欧州連合が改正決済サービス指令(PSD2)によって銀行業界の門戸を開放したことで、競争が最優先事項となった。命令は依然として有効です。しかし、競争激化を背景に、もう一つの推進力が独自の波を起こし始めている。それは金融包摂である。1
金融包摂が各国で重要視されているという事実は、金融包摂は無償の活動であり、持続可能なビジネスモデルを欠いているという誤解を払拭するものである。むしろ、銀行やフィンテック企業がこれらの機会を適切に活用すれば、魅力的な提案となるだろう。

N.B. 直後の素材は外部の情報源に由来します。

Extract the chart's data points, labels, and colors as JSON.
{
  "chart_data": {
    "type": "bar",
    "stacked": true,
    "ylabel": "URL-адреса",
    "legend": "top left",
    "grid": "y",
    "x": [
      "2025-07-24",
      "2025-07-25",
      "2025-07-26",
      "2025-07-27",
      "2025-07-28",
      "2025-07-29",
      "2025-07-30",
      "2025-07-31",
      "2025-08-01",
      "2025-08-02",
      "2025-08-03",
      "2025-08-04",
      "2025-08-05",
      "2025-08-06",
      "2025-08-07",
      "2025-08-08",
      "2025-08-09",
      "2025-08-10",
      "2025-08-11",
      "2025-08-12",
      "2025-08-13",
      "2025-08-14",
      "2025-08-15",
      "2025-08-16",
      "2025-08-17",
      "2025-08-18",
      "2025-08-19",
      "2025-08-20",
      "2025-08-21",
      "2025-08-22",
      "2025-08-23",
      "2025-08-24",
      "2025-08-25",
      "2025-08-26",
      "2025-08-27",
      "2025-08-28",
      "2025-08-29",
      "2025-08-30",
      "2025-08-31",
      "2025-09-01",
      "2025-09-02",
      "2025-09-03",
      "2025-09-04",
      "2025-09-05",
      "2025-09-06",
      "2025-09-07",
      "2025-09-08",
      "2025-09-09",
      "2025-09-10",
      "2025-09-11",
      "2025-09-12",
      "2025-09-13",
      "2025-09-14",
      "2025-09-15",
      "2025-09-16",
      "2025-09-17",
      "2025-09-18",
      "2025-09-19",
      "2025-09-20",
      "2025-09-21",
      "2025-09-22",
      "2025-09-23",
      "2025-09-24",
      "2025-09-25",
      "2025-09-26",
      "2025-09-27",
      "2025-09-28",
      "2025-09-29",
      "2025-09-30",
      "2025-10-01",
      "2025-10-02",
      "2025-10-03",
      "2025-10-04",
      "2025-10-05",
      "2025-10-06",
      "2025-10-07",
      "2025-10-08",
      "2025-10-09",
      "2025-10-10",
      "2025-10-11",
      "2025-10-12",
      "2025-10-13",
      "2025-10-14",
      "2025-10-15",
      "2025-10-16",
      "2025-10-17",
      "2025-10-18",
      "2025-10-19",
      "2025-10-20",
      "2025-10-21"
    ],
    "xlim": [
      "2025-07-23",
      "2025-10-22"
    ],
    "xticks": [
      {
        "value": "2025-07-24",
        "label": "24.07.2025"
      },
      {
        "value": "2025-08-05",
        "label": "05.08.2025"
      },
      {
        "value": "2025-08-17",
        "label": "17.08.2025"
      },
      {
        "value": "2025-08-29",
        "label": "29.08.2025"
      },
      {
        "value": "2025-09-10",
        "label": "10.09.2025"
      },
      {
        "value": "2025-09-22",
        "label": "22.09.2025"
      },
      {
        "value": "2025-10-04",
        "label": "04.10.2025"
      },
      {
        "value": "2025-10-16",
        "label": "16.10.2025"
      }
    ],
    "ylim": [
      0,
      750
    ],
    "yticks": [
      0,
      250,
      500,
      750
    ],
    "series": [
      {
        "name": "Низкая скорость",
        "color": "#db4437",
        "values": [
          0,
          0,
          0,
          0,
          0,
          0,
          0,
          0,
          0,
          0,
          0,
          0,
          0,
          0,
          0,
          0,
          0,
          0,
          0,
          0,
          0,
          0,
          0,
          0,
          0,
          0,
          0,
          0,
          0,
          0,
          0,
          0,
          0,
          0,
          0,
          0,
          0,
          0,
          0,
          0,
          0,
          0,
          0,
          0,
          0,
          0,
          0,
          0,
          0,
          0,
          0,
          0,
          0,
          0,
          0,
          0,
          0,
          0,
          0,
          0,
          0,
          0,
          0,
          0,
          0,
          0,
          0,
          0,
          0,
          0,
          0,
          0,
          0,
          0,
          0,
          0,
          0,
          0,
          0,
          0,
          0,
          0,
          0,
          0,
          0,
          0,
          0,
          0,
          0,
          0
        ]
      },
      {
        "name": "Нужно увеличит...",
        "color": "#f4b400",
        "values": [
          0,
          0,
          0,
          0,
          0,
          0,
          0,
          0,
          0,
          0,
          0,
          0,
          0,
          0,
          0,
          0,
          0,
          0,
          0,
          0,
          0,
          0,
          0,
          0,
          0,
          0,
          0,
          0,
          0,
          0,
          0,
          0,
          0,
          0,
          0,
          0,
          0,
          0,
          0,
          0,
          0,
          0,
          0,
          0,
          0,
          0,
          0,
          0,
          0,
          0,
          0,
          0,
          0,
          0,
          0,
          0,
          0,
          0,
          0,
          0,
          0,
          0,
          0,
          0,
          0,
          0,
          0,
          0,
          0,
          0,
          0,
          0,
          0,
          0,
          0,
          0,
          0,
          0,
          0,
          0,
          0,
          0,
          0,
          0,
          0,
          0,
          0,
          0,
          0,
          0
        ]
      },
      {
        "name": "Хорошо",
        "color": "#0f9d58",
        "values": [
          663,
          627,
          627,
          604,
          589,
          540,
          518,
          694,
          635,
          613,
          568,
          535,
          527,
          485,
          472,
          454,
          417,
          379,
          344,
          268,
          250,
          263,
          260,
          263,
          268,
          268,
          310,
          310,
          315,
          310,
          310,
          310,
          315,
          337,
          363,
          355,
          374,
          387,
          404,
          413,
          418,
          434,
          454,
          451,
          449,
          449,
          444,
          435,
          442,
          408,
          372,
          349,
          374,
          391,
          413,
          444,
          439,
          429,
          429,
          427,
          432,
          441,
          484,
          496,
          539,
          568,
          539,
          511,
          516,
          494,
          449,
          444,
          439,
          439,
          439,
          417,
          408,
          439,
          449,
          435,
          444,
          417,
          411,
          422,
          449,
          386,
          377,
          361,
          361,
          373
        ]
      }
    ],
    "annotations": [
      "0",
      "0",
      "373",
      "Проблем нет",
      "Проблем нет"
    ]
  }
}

もはやオープンバンキングのオプション的な拡張ではなくなった金融包摂に対する各国の優先順位は、その重要度の相対的なレベルと、このテーマに関する公式宣言の時期を反映している。¹
優先順位付けの度合いは、金融包摂の度合いと関連している。金融包摂は、個人や小規模事業者を指す包括的な用語としてよく用いられるが、金融システムから排除されている銀行口座を持たない人々、そして金融システムから十分なサービスを受けられていない銀行サービス不足の人々という、2つの対象者を対象としている。メキシコでは両方に重点が置かれているが、英国では主に銀行口座を持たない人々への支援に重点が置かれている。しかし、二者択一的な分割は存在しない。銀行口座の有無に関わらず、顧客の許可を得たデータの共有は、すべての人にとって包括的な金融システムを構築するための、あらゆる場所におけるオープンバンキングの中核的な原則であり続ける。
携帯電話は、金融包摂に伴う多くの課題に対する万能薬と見なされることが多い。しかし、金融サービスへのAccessは、携帯端末へのAccessほど単純なものではなく、資金が蓄積された携帯電話を持っているからといって、自動的に金融包摂につながるわけではない。とはいえ、非常に良いスタートと言えるでしょう。